Since the supply of wealth summarizes differences in prosperity owning among persons. The most common methods of calculating the inequality or distribution of wealth is measuring the percentages of total wealth owned by selected percentages of a sample population. Individuals are ranked by Economist according to their wealth and report the shares of the total wealth that are owned by proportions of the population. For example, the top 1, 5, and 10 percent of wealth holders owns what percentage of the total wealth. … Encyclopedia of Urban America: The Cities and Suburbs…
Studies of the dissimilarity of wealth often analyze the demographic and economic correlates of individual wealth holding and how these correlates affect dissimilarity. These studies show that the most significant demographic characteristic in determining wealth is age; typically, wealth increases with age. People have a tendency to save while they’re employed, and then devour their savings after they retire. Occupation and nativity also affects the ownership of wealth. Professionals and Merchants generally have higher incomes than manual and unskilled laborers, and they tend to be overrepresented among the wealthy.

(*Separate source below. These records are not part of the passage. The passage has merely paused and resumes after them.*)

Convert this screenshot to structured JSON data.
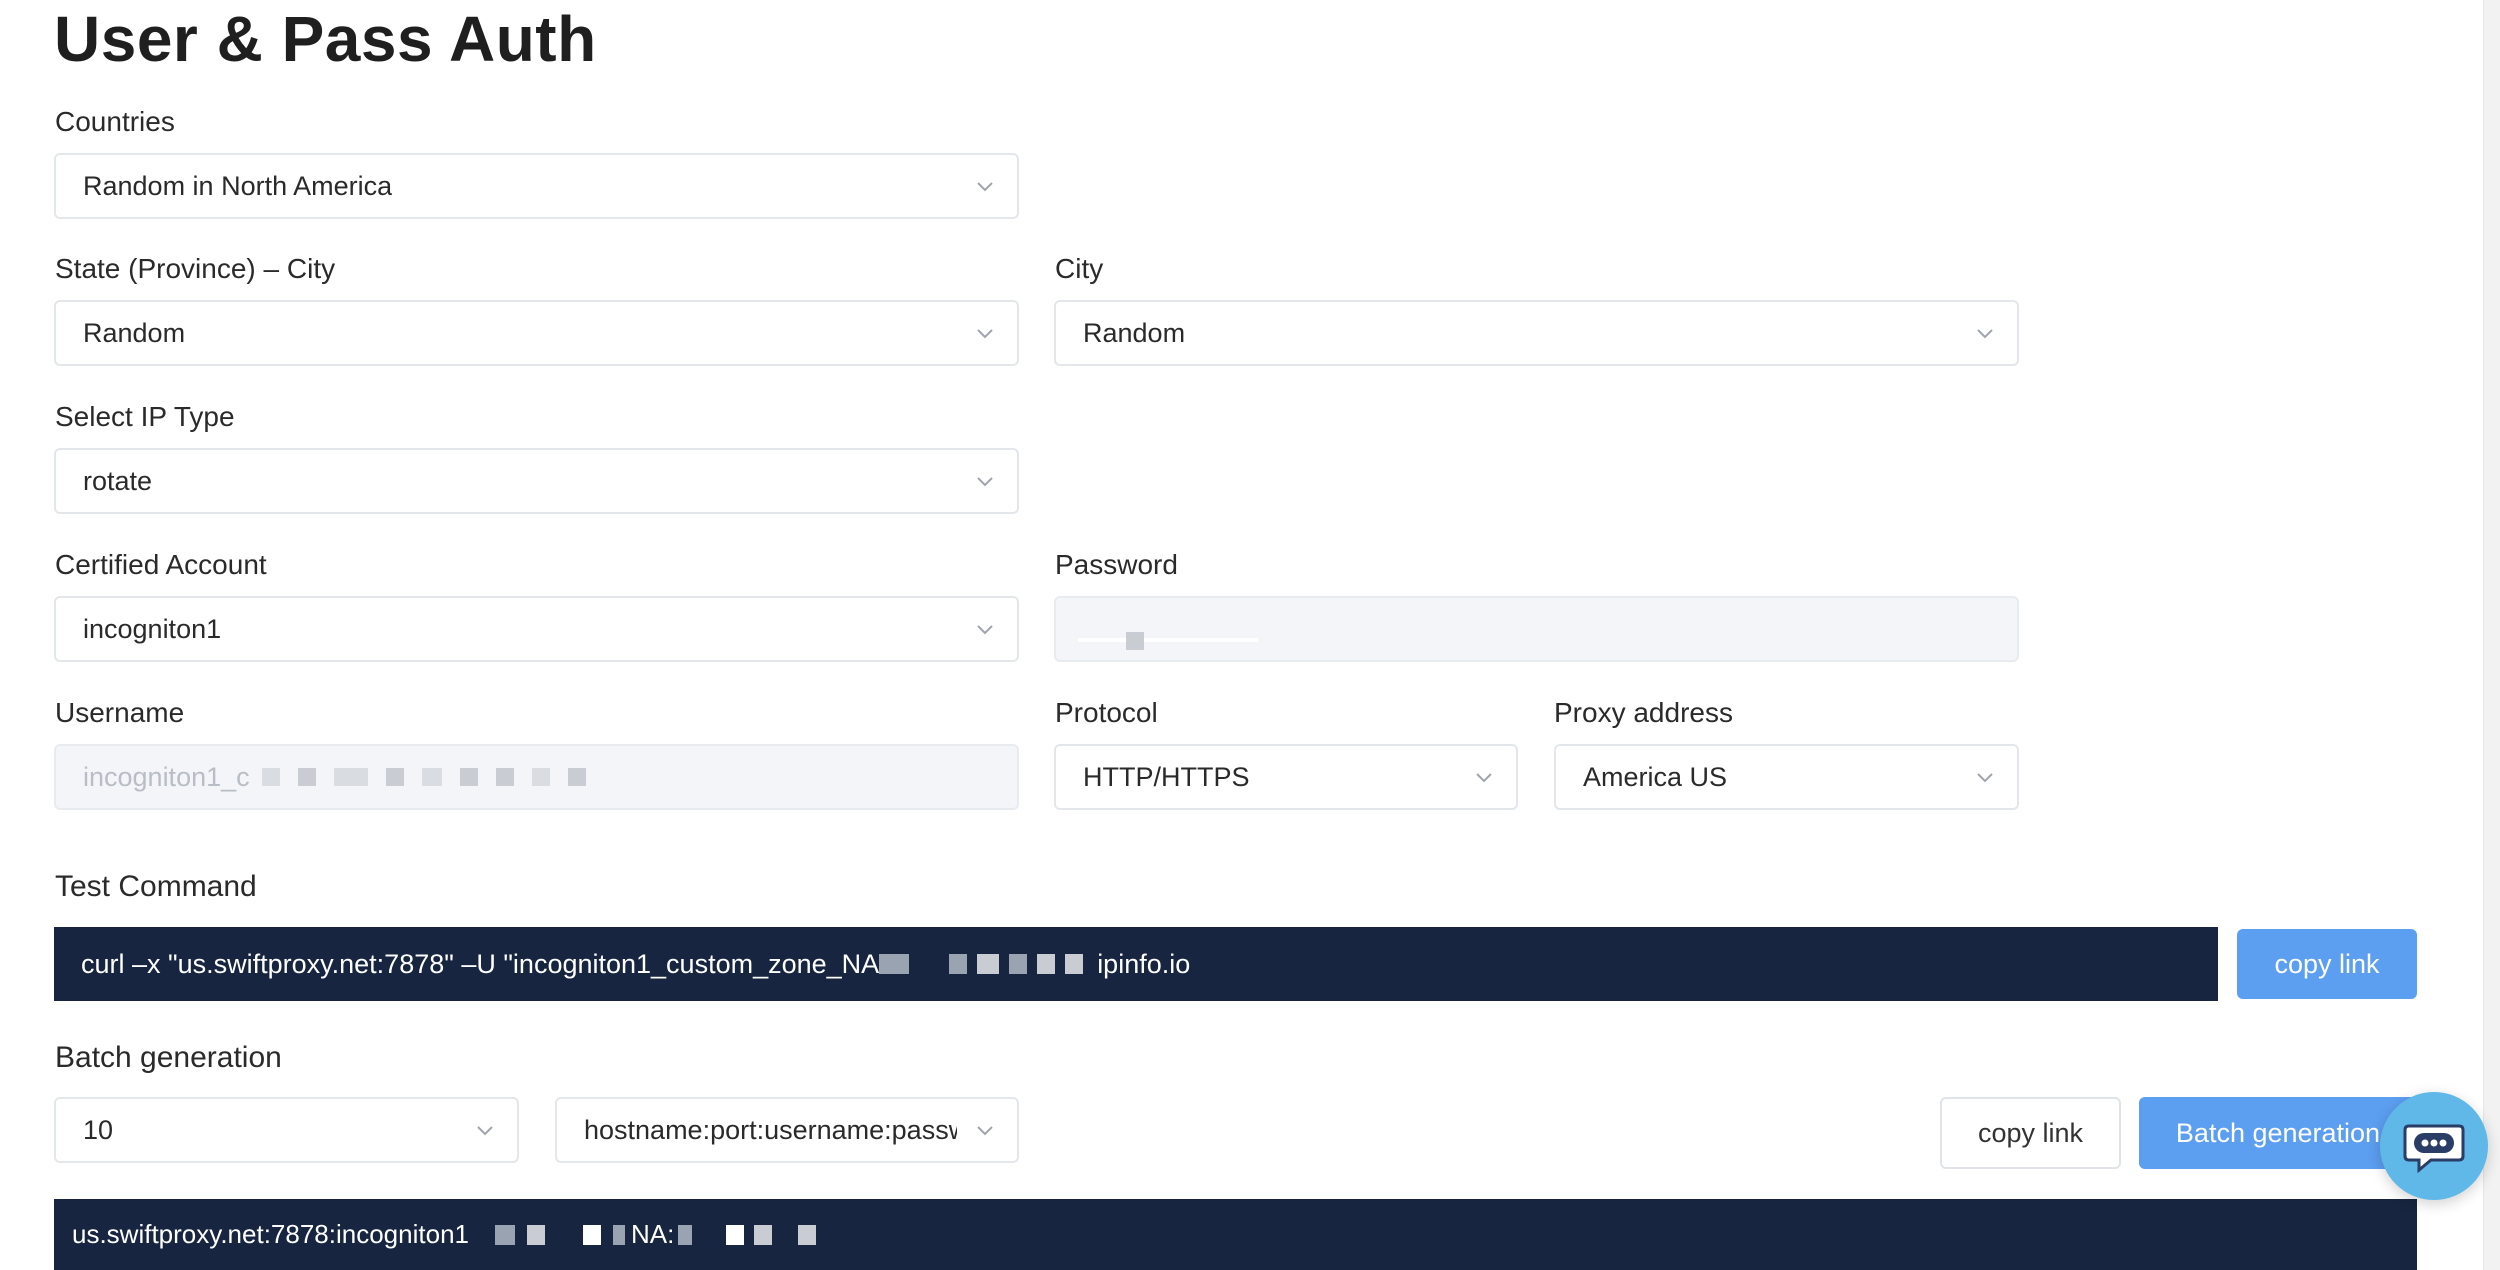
{
  "page": {
    "title": "User & Pass Auth"
  },
  "form": {
    "countries": {
      "label": "Countries",
      "value": "Random in North America"
    },
    "state_city": {
      "label": "State (Province) – City",
      "value": "Random"
    },
    "city": {
      "label": "City",
      "value": "Random"
    },
    "ip_type": {
      "label": "Select IP Type",
      "value": "rotate"
    },
    "account": {
      "label": "Certified Account",
      "value": "incogniton1"
    },
    "password": {
      "label": "Password",
      "value": ""
    },
    "username": {
      "label": "Username",
      "value": "incogniton1_c"
    },
    "protocol": {
      "label": "Protocol",
      "value": "HTTP/HTTPS"
    },
    "proxy_address": {
      "label": "Proxy address",
      "value": "America US"
    }
  },
  "test_command": {
    "label": "Test Command",
    "prefix": "curl –x \"us.swiftproxy.net:7878\" –U \"incogniton1_custom_zone_NA",
    "suffix": "ipinfo.io",
    "copy_label": "copy link"
  },
  "batch": {
    "label": "Batch generation",
    "count": "10",
    "format": "hostname:port:username:password",
    "copy_label": "copy link",
    "generate_label": "Batch generation",
    "output_prefix": "us.swiftproxy.net:7878:incogniton1",
    "output_mid": "NA:"
  },
  "icons": {
    "chevron": "chevron-down-icon",
    "chat": "chat-bot-icon"
  },
  "colors": {
    "primary": "#5c9ef0",
    "dark_bar": "#172540",
    "chat": "#5fb8e8"
  }
}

Historically, immigrants to the United States arrive with little or no wealth. However, the income of immigrants increases more rapidly than Native Americans. This can perhaps be attributed to wealth holdings. Economic historians have long known that the distribution of wealth has been highly unequal throughout American history; a small percentage of the population has always owned a disproportionately large share of the wealth. Yet it is nearly impossible to determine long-term trends in the inequality of wealth because there are no consistent, representative data for extended periods of time.
It is possible, however, to survey a number of studies to understand wealth inequality in different periods. This can always become a problem if the economy and the disproportion of wealth reach epidemic proportions. Whereas, if civil unrest develops, and the masses of underprivileged individuals surreptitiously unite; and take over the wealth of the privileged. However, with the protection of the police departments, military, federal agents and bureaucracies sworn to protect the privileged, it’s not likely that a rebellion would succeed.